All summer there was warmth in the declining
sun until the year gave way to winter in November.
Now the days thin out, pressed between a delicate sky
and brittle ground. In the frozen pond the fish
play dead beneath wet leaves and mud. You stand
outside the back door in shirtsleeves and let your
shallow breath escape, a mist across the waste
of dying plants and naked branches.
Your years
sit roughly on your frame, the bones supporting
wasted muscle.
You shift, uneasy, yet unwilling
to return inside; recall the hours of labour under
a burning sun, body and mind at odds.
And yet,
despite the cold, the pain, the heart still beating.
Poem Thief
The man you thought you loved must now take heed,
he left this morning while you were asleep.
He took a book of poems you never read
and stowed it in the dark of his old tweed
jacket, but left the rent – he wasn’t cheap.
The man you thought you loved must now take heed
for out in the rain the ink began to bleed;
what each man sows, they say, so shall he reap.
He took a book of poems you never read
and in so doing thought he could be freed
from all the futile fights and lack of sleep.
The man you thought you loved must now take heed.
Imagine him as dead for his misdeed;
you would not even care, you would not weep
to lose that foolish book you never read.
That he is gone for good you must concede;
just like the poems, he was not yours to keep.
The man you thought you loved must now take heed.
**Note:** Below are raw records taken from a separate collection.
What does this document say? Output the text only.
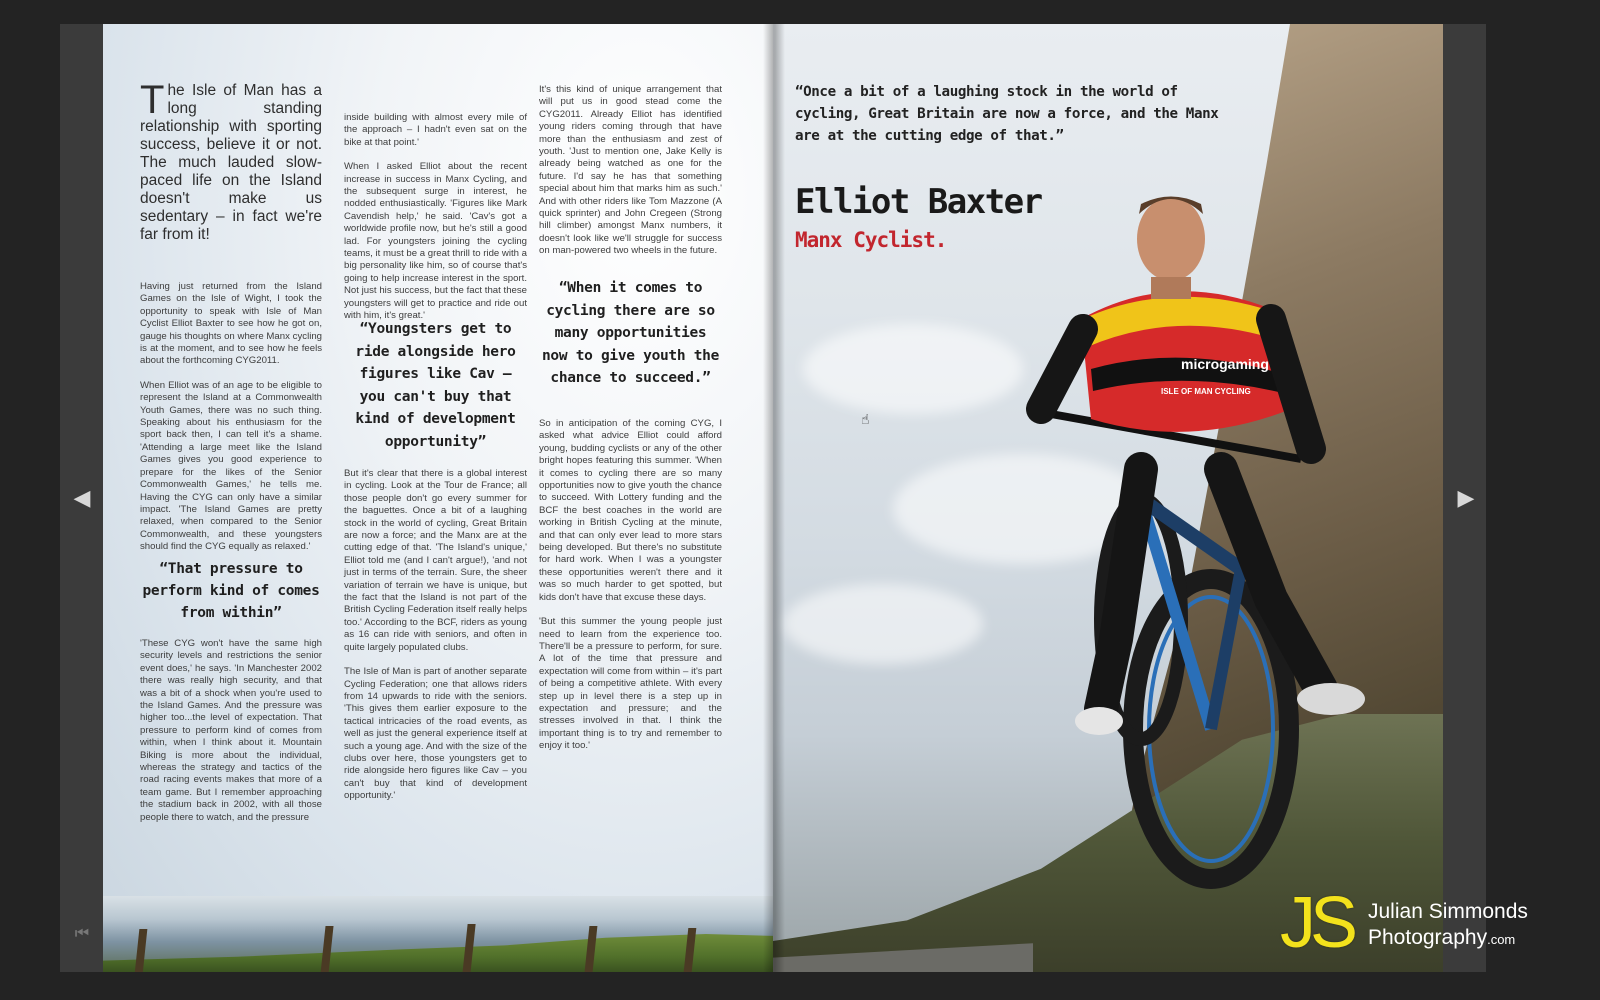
◀	▶
⏮
T he Isle of Man has a long standing relationship with sporting success, believe it or not. The much lauded slow-paced life on the Island doesn't make us sedentary – in fact we're far from it!

Having just returned from the Island Games on the Isle of Wight, I took the opportunity to speak with Isle of Man Cyclist Elliot Baxter to see how he got on, gauge his thoughts on where Manx cycling is at the moment, and to see how he feels about the forthcoming CYG2011.

When Elliot was of an age to be eligible to represent the Island at a Commonwealth Youth Games, there was no such thing. Speaking about his enthusiasm for the sport back then, I can tell it's a shame. 'Attending a large meet like the Island Games gives you good experience to prepare for the likes of the Senior Commonwealth Games,' he tells me. Having the CYG can only have a similar impact. 'The Island Games are pretty relaxed, when compared to the Senior Commonwealth, and these youngsters should find the CYG equally as relaxed.'

“That pressure to perform kind of comes from within”

'These CYG won't have the same high security levels and restrictions the senior event does,' he says. 'In Manchester 2002 there was really high security, and that was a bit of a shock when you're used to the Island Games. And the pressure was higher too...the level of expectation. That pressure to perform kind of comes from within, when I think about it. Mountain Biking is more about the individual, whereas the strategy and tactics of the road racing events makes that more of a team game. But I remember approaching the stadium back in 2002, with all those people there to watch, and the pressure

inside building with almost every mile of the approach – I hadn't even sat on the bike at that point.'

When I asked Elliot about the recent increase in success in Manx Cycling, and the subsequent surge in interest, he nodded enthusiastically. 'Figures like Mark Cavendish help,' he said. 'Cav's got a worldwide profile now, but he's still a good lad. For youngsters joining the cycling teams, it must be a great thrill to ride with a big personality like him, so of course that's going to help increase interest in the sport. Not just his success, but the fact that these youngsters will get to practice and ride out with him, it's great.'

“Youngsters get to ride alongside hero figures like Cav – you can't buy that kind of development opportunity”

But it's clear that there is a global interest in cycling. Look at the Tour de France; all those people don't go every summer for the baguettes. Once a bit of a laughing stock in the world of cycling, Great Britain are now a force; and the Manx are at the cutting edge of that. 'The Island's unique,' Elliot told me (and I can't argue!), 'and not just in terms of the terrain. Sure, the sheer variation of terrain we have is unique, but the fact that the Island is not part of the British Cycling Federation itself really helps too.' According to the BCF, riders as young as 16 can ride with seniors, and often in quite largely populated clubs.

The Isle of Man is part of another separate Cycling Federation; one that allows riders from 14 upwards to ride with the seniors. 'This gives them earlier exposure to the tactical intricacies of the road events, as well as just the general experience itself at such a young age. And with the size of the clubs over here, those youngsters get to ride alongside hero figures like Cav – you can't buy that kind of development opportunity.'

It's this kind of unique arrangement that will put us in good stead come the CYG2011. Already Elliot has identified young riders coming through that have more than the enthusiasm and zest of youth. 'Just to mention one, Jake Kelly is already being watched as one for the future. I'd say he has that something special about him that marks him as such.' And with other riders like Tom Mazzone (A quick sprinter) and John Cregeen (Strong hill climber) amongst Manx numbers, it doesn't look like we'll struggle for success on man-powered two wheels in the future.

“When it comes to cycling there are so many opportunities now to give youth the chance to succeed.”

So in anticipation of the coming CYG, I asked what advice Elliot could afford young, budding cyclists or any of the other bright hopes featuring this summer. 'When it comes to cycling there are so many opportunities now to give youth the chance to succeed. With Lottery funding and the BCF the best coaches in the world are working in British Cycling at the minute, and that can only ever lead to more stars being developed. But there's no substitute for hard work. When I was a youngster these opportunities weren't there and it was so much harder to get spotted, but kids don't have that excuse these days.

'But this summer the young people just need to learn from the experience too. There'll be a pressure to perform, for sure. A lot of the time that pressure and expectation will come from within – it's part of being a competitive athlete. With every step up in level there is a step up in expectation and pressure; and the stresses involved in that. I think the important thing is to try and remember to enjoy it too.'

microgaming
ISLE OF MAN CYCLING
“Once a bit of a laughing stock in the world of cycling, Great Britain are now a force, and the Manx are at the cutting edge of that.”
Elliot Baxter
Manx Cyclist.
☝
JS Julian Simmonds
Photography.com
He took a book of poems you never read.
Winter Song
Passionate friends: a book I read,
a song I learned to sing;
an acre of barren grass and I,
a curlew call, a cold lapwing.
A hat and scarf, waterproof boots
tread the frosted earth in silence;
red fingers burn, wind-salted eyes
watch cattle scratch against a fence.
Flood
After a long time Noah saw the sun
emerging through the grey, although the rain
still fell in squalls. The animals undone,
confined and restless in their stalls – the plain
a distant memory – bawled their pain across
the waters that unfolded to the end
of vision’s range. After the raven’s loss,
a dove was sent to try to find dry land,
returning at the last with olive leaf
that told of God’s assurances to spare
the few who chose the path of just belief;
who built a boat when others would despair,
a haven for all creatures from God’s wrath
until, rejoicing, they found Ararat.
© Brian Kirk
Thanks Brian……enjoyed these poems…..perhaps In the Garden and Winter Song were particularly appealing. They brought a taste of Winter even though I’m still enjoying some Autumn sunshine.